C'est peu dire que le futur TGV marocain inauguré en septembre 2011 - une première dans le monde arabe - ne fait pas l'unanimité, tant les enjeux sont importants.

Le Maroc se modernise à toute vitesse au niveau de ses infrastructures, aidé par une bonne croissance ce dernières années.

Mais en même temps, la majorité de la population reste pauvre et les inégalités sociales élevées dans ce pays d'environ 33 millions d'habitants, le plus peuplé du monde arabe derrière l'Egypte et l'Algérie.

A la gare centrale de Rabat, les voyageurs s'apprêtent à embarquer. Direction Tanger, au nord du royaume. Durée du voyage : 3h45.

Mais peut être plus pour très longtemps. Fin 2015, le TGV devrait relier via Rabat, Casablanca et Tanger - les deux pôles économiques du pays distants d'environ 350 km - en un peu plus de deux heures. Coût du projet : 25 milliards de dirhams, soit 2,2 milliard d'euros, une «somme astronomique» pour les opposants.

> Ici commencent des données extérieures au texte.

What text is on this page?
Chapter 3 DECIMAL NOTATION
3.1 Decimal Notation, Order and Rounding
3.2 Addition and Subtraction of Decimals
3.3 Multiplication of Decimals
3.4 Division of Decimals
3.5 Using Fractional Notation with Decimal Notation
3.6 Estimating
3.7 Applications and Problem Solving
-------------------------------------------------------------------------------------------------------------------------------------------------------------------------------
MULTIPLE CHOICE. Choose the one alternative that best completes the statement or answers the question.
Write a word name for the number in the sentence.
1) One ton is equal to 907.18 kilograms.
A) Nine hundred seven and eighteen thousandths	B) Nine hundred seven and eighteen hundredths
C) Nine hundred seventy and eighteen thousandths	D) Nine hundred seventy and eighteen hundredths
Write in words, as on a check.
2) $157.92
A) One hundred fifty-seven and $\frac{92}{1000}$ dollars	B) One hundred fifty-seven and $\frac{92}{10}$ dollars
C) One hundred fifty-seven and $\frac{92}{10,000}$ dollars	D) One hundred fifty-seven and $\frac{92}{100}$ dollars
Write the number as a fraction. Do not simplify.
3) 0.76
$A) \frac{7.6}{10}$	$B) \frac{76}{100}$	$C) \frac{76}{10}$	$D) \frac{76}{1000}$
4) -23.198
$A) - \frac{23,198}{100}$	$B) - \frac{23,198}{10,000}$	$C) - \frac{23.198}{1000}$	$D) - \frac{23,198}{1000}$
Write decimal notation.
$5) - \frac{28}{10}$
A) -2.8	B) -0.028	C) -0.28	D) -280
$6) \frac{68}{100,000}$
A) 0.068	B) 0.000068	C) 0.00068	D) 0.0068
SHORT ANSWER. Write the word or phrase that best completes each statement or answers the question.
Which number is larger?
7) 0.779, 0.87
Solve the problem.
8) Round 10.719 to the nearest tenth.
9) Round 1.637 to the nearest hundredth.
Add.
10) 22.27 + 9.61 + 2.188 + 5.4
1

Les membres d'un collectif baptisé «Stop TGV» demandent l'arrêt du projet, qu'ils considèrent comme «non-prioritaire» pour un pays pauvre comme le Maroc.

Chaque partie fourbit ses arguments, mais le dialogue est difficile.

Un débat public était prévu il y a quelques semaines entre les responsables de l'ONCF (Office national de chemins de fer) et le collectif. Mais il a tourné court quand des opposants ont distribué au public des tracts portant les mots «Torpillage, Gaspillage, Vol» pour TGV.

«L'insulte n'est pas la meilleure façon de discuter», a fait valoir l'ONCF.

Mais l'esprit des opposant est loin d'être calmé.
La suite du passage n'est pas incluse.